Yes, this is going to be a death march. But the thing that is going to kill you is not this rewrite, but the next one and the one after that as your story gradually become more and more disorganized through the process of revision if you fall into the trap of trying to get there by rearranging scenes.
This would be a really good time to get a copy of Robert McKee's Story and pay particular attention to what he has to say on the peril of trying to hold on to all of the "good" scenes in your existing story. A story is not a collection of scenes. It has a very definite shape which you have to find, and any scene that does not fit on the arc of the story shape has no place in your story no matter how brilliant it may be individually.
What Lauren says about outlining may well be the best technique for designing and capturing the story arc. Be aware, though, that a simply listing of events does not necessarily capture the arc of the story, which is essentially a moral progress to which individual events are tangential. For evidence of this, look at the plot summaries you find of so many books and movies on Wikipedia. Many of them sound like a completely shapeless series of events because they don't capture the moral mainspring of the story. If it is going to guide you usefully, an outline has to capture the moral arc of the story.
Also beware the trap of treating outlining as a way to fit scenes in. Look at it that way and you will fall into the trap that McKee describes.
To survive your trip through the valley of death, therefore, find the moral arc of your story. Keep anything that belongs to that moral arc. Trash anything, however brilliant, that does not. You may still have to pass through the valley of death a few times, but you will at least have a chance of getting out alive.
Sorry, you may have to die a bit.
Make a copy of your plot outline. (You have an outline, right? No? Then you'll have to create one after the fact. Read through your existing book and pick out the outline from what you wrote. That's your "original.")
Take your original outline and put it next to the copy. On your copy, start re-outlining with your new ending in mind — as if the original didn't exist. Use your original as a reference to say "A goes here, B goes over there, C is out, this is a new C which I'm going to call Ralph."
When your new outline is as good as you can make it, hand it off to someone to see if it holds water.
When it does, make a copy of your manuscript the same way you did with your outline. Open the copy and start reading it along with the new outline. When you hit parts of the new outline which have changed from the original, hit the enter key a few times to create space, and then start writing the new material. Add and remove pieces as needed.
There is no shortcut, I'm afraid. Honor the better ending and dive in.
The whole book needs to be restructured.
At least the way I write (more of a discovery writer), a new book would have to be written with the ending in mind.
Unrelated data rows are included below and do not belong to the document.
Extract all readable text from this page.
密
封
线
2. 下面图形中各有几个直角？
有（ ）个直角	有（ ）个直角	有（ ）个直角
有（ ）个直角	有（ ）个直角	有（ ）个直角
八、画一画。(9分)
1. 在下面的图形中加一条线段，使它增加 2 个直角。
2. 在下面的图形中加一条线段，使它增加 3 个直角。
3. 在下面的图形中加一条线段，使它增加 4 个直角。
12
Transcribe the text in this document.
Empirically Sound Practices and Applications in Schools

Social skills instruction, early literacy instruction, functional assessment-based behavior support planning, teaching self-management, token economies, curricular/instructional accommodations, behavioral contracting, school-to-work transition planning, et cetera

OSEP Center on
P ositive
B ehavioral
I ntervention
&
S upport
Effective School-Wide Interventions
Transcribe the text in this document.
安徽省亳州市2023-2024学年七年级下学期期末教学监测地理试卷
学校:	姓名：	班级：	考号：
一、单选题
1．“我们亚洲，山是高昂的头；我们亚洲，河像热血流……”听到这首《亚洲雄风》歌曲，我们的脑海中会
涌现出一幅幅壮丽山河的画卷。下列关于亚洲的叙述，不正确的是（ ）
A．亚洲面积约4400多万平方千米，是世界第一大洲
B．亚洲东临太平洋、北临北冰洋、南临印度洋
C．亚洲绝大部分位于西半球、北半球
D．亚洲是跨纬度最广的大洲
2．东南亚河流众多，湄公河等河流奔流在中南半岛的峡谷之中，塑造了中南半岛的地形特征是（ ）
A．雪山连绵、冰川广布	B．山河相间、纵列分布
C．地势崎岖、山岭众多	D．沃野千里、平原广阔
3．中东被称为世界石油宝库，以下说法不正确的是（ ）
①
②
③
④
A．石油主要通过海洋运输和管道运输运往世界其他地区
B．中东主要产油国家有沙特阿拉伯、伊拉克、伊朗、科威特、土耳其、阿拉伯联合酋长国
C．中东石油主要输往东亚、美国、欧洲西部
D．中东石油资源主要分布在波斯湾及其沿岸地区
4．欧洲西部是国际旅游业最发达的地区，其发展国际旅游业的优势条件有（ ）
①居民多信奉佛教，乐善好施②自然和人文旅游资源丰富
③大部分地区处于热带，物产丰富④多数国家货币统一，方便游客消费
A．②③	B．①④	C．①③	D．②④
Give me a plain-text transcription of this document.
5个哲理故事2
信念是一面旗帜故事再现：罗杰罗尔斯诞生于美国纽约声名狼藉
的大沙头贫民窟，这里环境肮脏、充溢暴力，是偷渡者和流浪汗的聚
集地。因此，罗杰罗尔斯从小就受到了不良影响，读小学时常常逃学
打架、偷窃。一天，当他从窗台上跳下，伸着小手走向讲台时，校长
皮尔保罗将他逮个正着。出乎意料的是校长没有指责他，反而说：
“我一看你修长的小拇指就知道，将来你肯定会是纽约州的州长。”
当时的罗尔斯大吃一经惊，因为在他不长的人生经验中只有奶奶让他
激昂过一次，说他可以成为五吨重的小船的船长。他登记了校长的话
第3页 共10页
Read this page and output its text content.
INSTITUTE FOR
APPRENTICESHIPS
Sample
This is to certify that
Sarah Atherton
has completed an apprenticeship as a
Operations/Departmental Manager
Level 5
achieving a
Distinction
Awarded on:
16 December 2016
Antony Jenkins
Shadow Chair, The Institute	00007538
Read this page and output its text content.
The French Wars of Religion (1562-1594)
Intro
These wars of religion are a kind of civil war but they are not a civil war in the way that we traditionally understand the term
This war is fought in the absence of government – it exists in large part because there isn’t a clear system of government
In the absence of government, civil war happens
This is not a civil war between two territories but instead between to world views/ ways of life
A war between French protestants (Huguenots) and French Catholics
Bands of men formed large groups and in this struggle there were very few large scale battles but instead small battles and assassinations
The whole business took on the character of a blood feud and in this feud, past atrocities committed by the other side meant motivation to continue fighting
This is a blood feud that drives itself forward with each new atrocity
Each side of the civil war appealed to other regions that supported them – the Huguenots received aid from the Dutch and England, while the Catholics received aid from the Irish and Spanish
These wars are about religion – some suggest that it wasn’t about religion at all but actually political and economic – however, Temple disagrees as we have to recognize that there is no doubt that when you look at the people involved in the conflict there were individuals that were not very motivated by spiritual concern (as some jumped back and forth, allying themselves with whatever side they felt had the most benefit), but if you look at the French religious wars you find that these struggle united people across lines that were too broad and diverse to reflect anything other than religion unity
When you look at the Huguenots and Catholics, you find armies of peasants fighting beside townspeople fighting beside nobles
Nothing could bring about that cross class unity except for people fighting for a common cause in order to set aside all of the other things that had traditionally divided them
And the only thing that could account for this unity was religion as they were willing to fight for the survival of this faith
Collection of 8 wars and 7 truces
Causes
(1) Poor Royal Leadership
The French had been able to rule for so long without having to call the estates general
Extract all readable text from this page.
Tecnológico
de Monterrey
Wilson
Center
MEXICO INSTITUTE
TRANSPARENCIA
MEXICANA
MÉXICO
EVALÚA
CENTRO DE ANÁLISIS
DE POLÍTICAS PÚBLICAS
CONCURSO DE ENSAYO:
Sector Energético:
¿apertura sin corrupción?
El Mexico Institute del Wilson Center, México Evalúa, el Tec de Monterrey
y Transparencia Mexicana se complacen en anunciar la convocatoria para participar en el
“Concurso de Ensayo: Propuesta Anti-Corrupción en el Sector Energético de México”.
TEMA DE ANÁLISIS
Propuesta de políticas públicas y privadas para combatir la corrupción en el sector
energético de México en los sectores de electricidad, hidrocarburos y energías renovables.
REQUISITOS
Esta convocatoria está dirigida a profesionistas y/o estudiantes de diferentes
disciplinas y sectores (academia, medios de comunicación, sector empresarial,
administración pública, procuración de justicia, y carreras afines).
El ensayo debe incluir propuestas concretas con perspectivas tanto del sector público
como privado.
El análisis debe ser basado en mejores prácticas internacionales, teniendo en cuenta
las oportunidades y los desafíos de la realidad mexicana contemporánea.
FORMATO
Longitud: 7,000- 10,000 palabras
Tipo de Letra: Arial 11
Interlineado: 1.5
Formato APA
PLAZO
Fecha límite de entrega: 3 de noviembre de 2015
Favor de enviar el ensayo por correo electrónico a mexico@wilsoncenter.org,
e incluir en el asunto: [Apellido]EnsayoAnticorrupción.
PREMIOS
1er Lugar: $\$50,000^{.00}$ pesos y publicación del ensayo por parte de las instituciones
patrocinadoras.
I would keep the old book for reference (I presume I have infinite disk space and never throw anything away anyway); mostly for some hard-crafted descriptions, word choices and even dialogue.
But I would start from the beginning. No matter how one writes, scenes grow from previous circumstances and should feel mostly inevitable. They shouldn't contain much of anything that doesn't contribute to the story. If I really could just go back and rewrite 25% of a story and get a completely different ending, that means 75% of what I wrote had no impact on the story, and to me that is unacceptable writing.
Start over. The old book is a bin of parts you might be able to use or adapt. By starting over you don't have to re-use old characters and scenes, you can invent new ones purpose-fit. Brainstorm about the main characters, then the supporting roles. If you are compelled to change the ending, you must have realized something, at least subconsciously: Figure out what your story was really about, in more concrete terms, and start over.